A more enjoyable journey is offered by the Slovenian film Orchestra (Orkester, 2021) by Matevž Luzar. Although these brass band musicians’ adventures in Austria are an occasion to amuse the audience through generational encounters between young digitalized fans and fatherly lovers of beer, it also displays delicate cross-cultural surprises. The link to Forman’s Firemen’s Ball is the grateful bonus of this black-and-white delight.

East forever

The variety of the East European destiny would not be complete without the memory of the regime that kidnapped the greater part of the European territory for decades. The Polish film Leave No Traces (Zeby nie było śladów, 2021) by Jan P. Matuszyński talks about the murder of Gregorz Przemyk, an innocent student caught and beaten to death by state police. His friend Jurek, the only witness, becomes the target of brutal prosecution, which has no scruples to use any methods to cover their crime.

The odyssey of a teenage couple for the illusion of boundless freedom is told in the Russian film In Limbo (Mezhsezonie, 2021) by the remarkably gifted director Alexander Hant. Hant had already amazed the public with How Viktor ‘The Garlic’ Took Alexey ‘The Stud’ to the Nursing Home (2017). The film had won the main prize in the East from the West program of the Karlovy Vary International film Festival.

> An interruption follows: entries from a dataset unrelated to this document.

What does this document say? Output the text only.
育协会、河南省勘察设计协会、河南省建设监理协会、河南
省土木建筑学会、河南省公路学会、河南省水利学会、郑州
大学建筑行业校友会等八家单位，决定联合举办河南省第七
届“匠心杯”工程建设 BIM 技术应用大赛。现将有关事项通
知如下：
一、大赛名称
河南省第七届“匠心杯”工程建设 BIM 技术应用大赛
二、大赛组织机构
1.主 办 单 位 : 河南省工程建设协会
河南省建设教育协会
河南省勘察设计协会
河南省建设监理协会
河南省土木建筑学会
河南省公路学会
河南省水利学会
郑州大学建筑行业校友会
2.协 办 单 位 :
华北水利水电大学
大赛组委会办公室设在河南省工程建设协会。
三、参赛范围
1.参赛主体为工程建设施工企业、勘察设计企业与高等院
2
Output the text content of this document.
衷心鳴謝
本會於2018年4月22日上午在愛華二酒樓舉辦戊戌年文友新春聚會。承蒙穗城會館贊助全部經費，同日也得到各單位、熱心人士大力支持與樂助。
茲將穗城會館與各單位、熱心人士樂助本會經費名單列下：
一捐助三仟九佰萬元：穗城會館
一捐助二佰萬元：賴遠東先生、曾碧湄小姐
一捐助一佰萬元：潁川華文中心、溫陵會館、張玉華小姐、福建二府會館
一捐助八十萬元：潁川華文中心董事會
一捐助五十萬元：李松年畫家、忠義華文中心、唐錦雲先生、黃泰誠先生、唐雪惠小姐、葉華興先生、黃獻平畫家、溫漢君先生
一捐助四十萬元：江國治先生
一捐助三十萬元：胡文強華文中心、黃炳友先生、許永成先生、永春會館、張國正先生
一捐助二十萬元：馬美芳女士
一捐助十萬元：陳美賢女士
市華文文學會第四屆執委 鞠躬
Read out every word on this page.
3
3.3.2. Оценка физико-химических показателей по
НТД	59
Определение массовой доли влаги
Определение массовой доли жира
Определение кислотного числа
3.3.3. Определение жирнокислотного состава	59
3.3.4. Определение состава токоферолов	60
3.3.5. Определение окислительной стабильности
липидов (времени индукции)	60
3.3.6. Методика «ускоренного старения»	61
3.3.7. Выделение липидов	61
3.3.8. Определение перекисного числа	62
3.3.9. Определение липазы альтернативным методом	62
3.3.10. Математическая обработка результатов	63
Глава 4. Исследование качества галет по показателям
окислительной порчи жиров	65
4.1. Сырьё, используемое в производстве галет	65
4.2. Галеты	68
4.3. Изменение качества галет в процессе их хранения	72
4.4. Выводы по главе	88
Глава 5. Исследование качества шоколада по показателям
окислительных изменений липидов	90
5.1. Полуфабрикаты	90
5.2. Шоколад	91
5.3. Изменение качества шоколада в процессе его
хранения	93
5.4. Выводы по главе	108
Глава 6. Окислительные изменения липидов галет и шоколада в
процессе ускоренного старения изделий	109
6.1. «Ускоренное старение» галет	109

The main competition program has introduced an extraordinary supply of new talents with high-quality films, which made the role of all the juries more than difficult. Worthy of attention were the female film directors showing interesting stories and demonstrating the skills to tell them in original esthetics. It was undoubtedly the case for the film Looking for Venera (Në Kërkim të Venerës, 2021) by Norika Sefa from Kosovo or Spiral (Spirál, 2020) by Hungarian director Cecilia Felméri.

Festival of revelations

Cottbus in November is the right place to go for film critics who keep track of East-European cinema. The program testifies that the selection team headed by artistic director Bernd Buder has access to all known and unknown film destinations and knows how to smell a good film.